🤖 AI Summary
HPC workloads are becoming increasingly heterogeneous, rendering traditional static heuristic schedulers inadequate for dynamic resource demands. To address this, we propose SchedTwin—the first real-time digital twin system for HPC job scheduling. It continuously ingests runtime event streams to drive high-fidelity discrete-event simulation, enabling rapid online evaluation of “what-if” scenarios across multiple scheduling policies and facilitating goal-driven, closed-loop adaptive scheduling. Deeply integrated with the PBS scheduler, SchedTwin achieves low-overhead (sub-10-second decision latency) and high-accuracy online policy optimization.
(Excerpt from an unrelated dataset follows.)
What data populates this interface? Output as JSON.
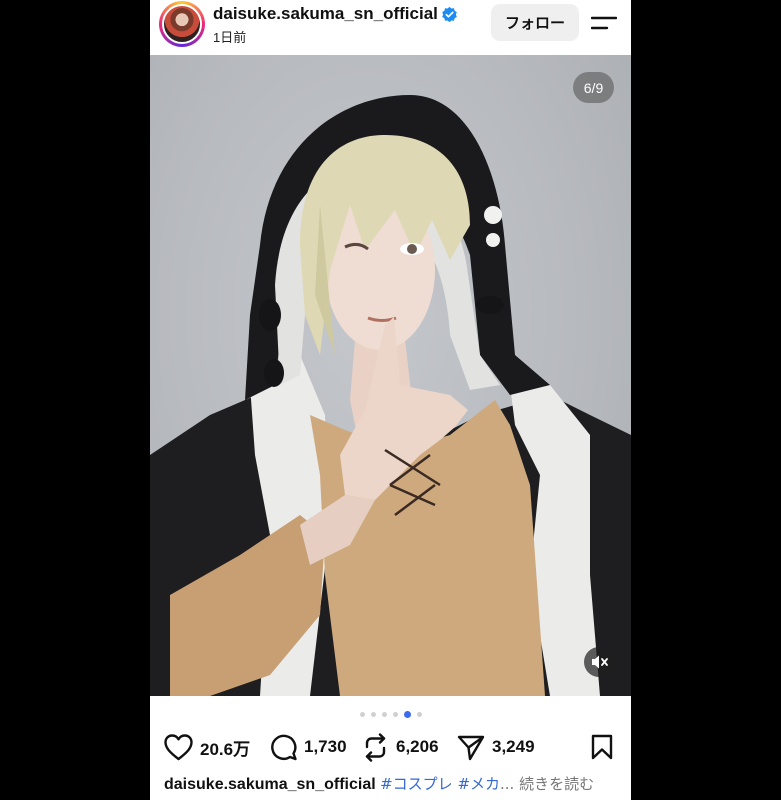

Experimental evaluation in production environments demonstrates that SchedTwin significantly outperforms mainstream static schedulers—overcoming the longstanding dual bottlenecks of adaptability and timeliness inherent in conventional HPC scheduling approaches.
📝 Abstract
High-performance computing (HPC) workloads are becoming increasingly diverse, exhibiting wide variability in job characteristics, yet cluster scheduling has long relied on static, heuristic-based policies. In this work we present SchedTwin, a real-time digital twin designed to adaptively guide scheduling decisions using predictive simulation. SchedTwin periodically ingests runtime events from the physical scheduler, performs rapid what-if evaluations of multiple policies using a high-fidelity discrete-event simulator, and dynamically selects the one satisfying the administrator configured optimization goal. We implement SchedTwin as an open-source software and integrate it with the production PBS scheduler. Preliminary results show that SchedTwin consistently outperforms widely used static scheduling policies, while maintaining low overhead (a few seconds per scheduling cycle). These results demonstrate that real-time digital twins offer a practical and effective path toward adaptive HPC scheduling.